Dissertation Proposal Awards
2010 Winners

VISHAL AGRAWAL, Georgia Institute of Technology
College of Management
"The Interaction of Business with the Environment: The
Environmental Implications of Operations Strategies, New Product Development and Supply Chain Strategies
"
KAREN BERNHARDT-WALTHER, University of Chicago
Booth School of Business
"Essays in Organizational Economics"
LITE NARTEY, University of Pennsylvania
The Wharton School
"External Stakeholder Engagement: Transforming Corporate Social Responsibility from Principled Rhetoric to Theoretically Grounded Practice"

NATASCHA VAN DER ZWAN, The New School for Social Research
Department of Politics
"Organized Labor and Financial Capitalism: Negotiating Shareholder Value in the United States and Germany
"
Congratulations to this year's winners! All four will receive an honorarium and be recognized in person as part of the 2nd Aspen in New York Business & Society Annual Forum in late October 2010.
Jessica Dillabough, University of Calgary
Haskayne School of Business
"Doing Institutional Work in Response to Failure: The Case of Creative Sentencing"
Jess is a fourth year doctoral student at the University of Calgary’s Haskayne School of Business. Her research stems from a long-standing interest in the relationship between businesses and the environment. This interest has evolved into a focus on a particular mechanism for influencing firm behavior towards the environment: creative sentencing. Creative sentencing is used in addition to traditional fines when sentencing organizations convicted of breaching environmental law. Jess finds creative sentencing fascinating for two reasons. First, Jess argues, creative sentencing is effective because it betters industry and firm behavior towards the environment. Second, she states, creative sentencing is not always forced on firms by government agencies. Thus, proactive firms prefer creative sentencing because it helps them improve their environmental performance.
Andrea Romi, University of Arkansas
Department of Accounting
"Discretionary Compliance with Mandatory Environmental Sanction Disclosures," "Carbon Disclosure Incentives in a Global Setting: An Empirical Investigation" and "U.S. Corporate Carbon Reporting: Determinants and Benefits of Disclosure"
Andrea is currently a Visiting Professor at Indiana University - Bloomington. As part of her PhD studies at the University of Arkansas, Andrea’s dissertation examines different aspects of the determinants associated with and financial consequences of environmental accounting disclosure. With the increased focus on the need for corporations to accept greater responsibility for their contributions to environmental degradation, and with an increased effort by national and global regulators to require greater disclosure by these companies, Andrea focuses on the current determinants of environmental disclosures by corporations in the United States and abroad.
David Wernick, Florida International University
College of Business Administration
"Do Secondary Stakeholder Lawsuits Affect Corporate Financial Performance? An Event Study of Alien Tort Claims Act Legislation: 2000-2009"

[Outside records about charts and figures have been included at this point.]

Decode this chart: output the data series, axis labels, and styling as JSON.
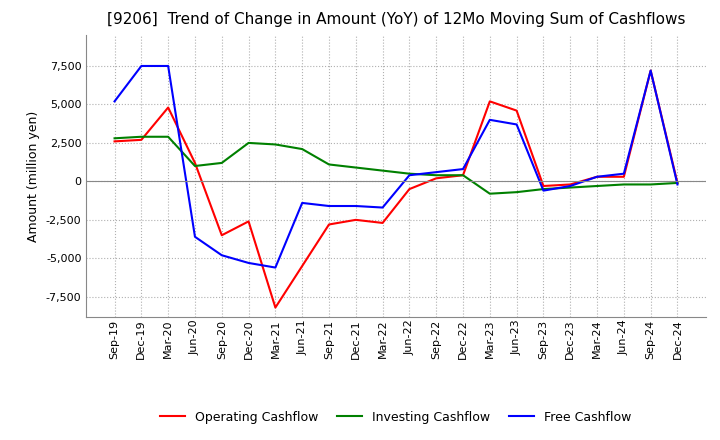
{
  "title": "[9206]  Trend of Change in Amount (YoY) of 12Mo Moving Sum of Cashflows",
  "ylabel": "Amount (million yen)",
  "x_labels": [
    "Sep-19",
    "Dec-19",
    "Mar-20",
    "Jun-20",
    "Sep-20",
    "Dec-20",
    "Mar-21",
    "Jun-21",
    "Sep-21",
    "Dec-21",
    "Mar-22",
    "Jun-22",
    "Sep-22",
    "Dec-22",
    "Mar-23",
    "Jun-23",
    "Sep-23",
    "Dec-23",
    "Mar-24",
    "Jun-24",
    "Sep-24",
    "Dec-24"
  ],
  "operating": [
    2600,
    2700,
    4800,
    1200,
    -3500,
    -2600,
    -8200,
    -5500,
    -2800,
    -2500,
    -2700,
    -500,
    200,
    400,
    5200,
    4600,
    -300,
    -200,
    300,
    300,
    7200,
    -100
  ],
  "investing": [
    2800,
    2900,
    2900,
    1000,
    1200,
    2500,
    2400,
    2100,
    1100,
    900,
    700,
    500,
    400,
    400,
    -800,
    -700,
    -500,
    -400,
    -300,
    -200,
    -200,
    -100
  ],
  "free": [
    5200,
    7500,
    7500,
    -3600,
    -4800,
    -5300,
    -5600,
    -1400,
    -1600,
    -1600,
    -1700,
    400,
    600,
    800,
    4000,
    3700,
    -600,
    -300,
    300,
    500,
    7200,
    -200
  ],
  "operating_color": "#ff0000",
  "investing_color": "#008000",
  "free_color": "#0000ff",
  "ylim": [
    -8800,
    9500
  ],
  "yticks": [
    -7500,
    -5000,
    -2500,
    0,
    2500,
    5000,
    7500
  ],
  "background_color": "#ffffff",
  "grid_color": "#b0b0b0",
  "title_fontsize": 11,
  "axis_fontsize": 9,
  "tick_fontsize": 8,
  "linewidth": 1.5
}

David is a doctoral candidate at Florida International University (FIU) studying Management and International Business. His dissertation examines how multinational enterprises manage political, legal, and social risks in developing countries and the financial and reputational impact of human rights-related litigation initiated under the Alien Tort Claims Act. David’s interest in international economic development and sustainable business practice is longstanding. This interest motivated him to pursue his Masters in International Studies at FIU. Following this David spent ten years working in New York and Miami as a journalist, consultant, and risk analyst, before returning to FIU to pursue his doctorate in Business Administration.

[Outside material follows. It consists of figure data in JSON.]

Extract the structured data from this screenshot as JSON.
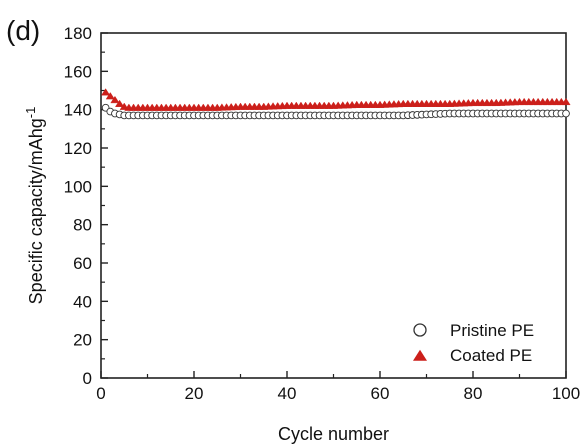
{
  "chart_data": {
    "type": "scatter",
    "panel_label": "(d)",
    "xlabel": "Cycle number",
    "ylabel": "Specific capacity/mAhg",
    "ylabel_superscript": "-1",
    "xlim": [
      0,
      100
    ],
    "ylim": [
      0,
      180
    ],
    "x_ticks": [
      "0",
      "20",
      "40",
      "60",
      "80",
      "100"
    ],
    "y_ticks": [
      "0",
      "20",
      "40",
      "60",
      "80",
      "100",
      "120",
      "140",
      "160",
      "180"
    ],
    "legend_position": "bottom-right",
    "series": [
      {
        "name": "Pristine PE",
        "marker": "open-circle",
        "color": "#333333",
        "x": [
          1,
          2,
          3,
          4,
          5,
          6,
          7,
          8,
          9,
          10,
          15,
          20,
          25,
          30,
          35,
          40,
          45,
          50,
          55,
          60,
          65,
          70,
          75,
          80,
          85,
          90,
          95,
          100
        ],
        "y": [
          141,
          139,
          138,
          137.5,
          137,
          137,
          137,
          137,
          137,
          137,
          137,
          137,
          137,
          137,
          137,
          137,
          137,
          137,
          137,
          137,
          137,
          137.5,
          138,
          138,
          138,
          138,
          138,
          138
        ]
      },
      {
        "name": "Coated PE",
        "marker": "filled-triangle",
        "color": "#cc1f1a",
        "x": [
          1,
          2,
          3,
          4,
          5,
          6,
          7,
          8,
          9,
          10,
          15,
          20,
          25,
          30,
          35,
          40,
          45,
          50,
          55,
          60,
          65,
          70,
          75,
          80,
          85,
          90,
          95,
          100
        ],
        "y": [
          149,
          147,
          145,
          143,
          141.5,
          141,
          141,
          141,
          141,
          141,
          141,
          141,
          141,
          141.5,
          141.5,
          142,
          142,
          142,
          142.5,
          142.5,
          143,
          143,
          143,
          143.5,
          143.5,
          144,
          144,
          144
        ]
      }
    ]
  }
}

Shared Capitalism through Employee Ownership Award Finalists:
Dustin Avent-Holt, University of Massachusetts, Amherst
Department of Sociology
"Organizing Economics: The Structuring of Neoliberalism in the U.S. Airline Industry"
Dustin is currently a PhD candidate in the Department of Sociology at the University of Massachusetts at Amherst. As a sociologist, Dustin is broadly interested in the institutional and relational processes that shape the organization of markets and firms, and the distribution of income. His primary scholarly focus has been to develop theoretical architecture for understanding how markets and firms are organized in particular historical moments, and what this means for the dynamics of income distribution across those markets and firms. He has pursued these ends through empirical research using a variety of quantitative and historical methods.
Vernon Woodley, University of Iowa
Department of Sociology
"Gender in the Workplace: The Effects of Social Networks and Status in Team-Structured Work Organizations"
Vernon is currently a PhD candidate in the Department of Sociology at the University of Iowa with emphasis on Social Psychology and Work Organizations. Broadly speaking, Vernon is interested in how democratic work practices, particularly the use of self-managed project teams, affect occupational outcomes such as earnings, promotion, and job satisfaction on women and minorities in the private sector investments and financial services sector. As a person of color, Vernon’s interest in employee ownership is both professional and personal. In recent years, more women and minorities have entered the financial services sector; at the same time, that sector has increasingly organized workers into self-managed teams. Subsequently, Vernon states, it is necessary to examine how this relatively new strategy for organizing work, affects not only the organization productivity, but the workers themselves.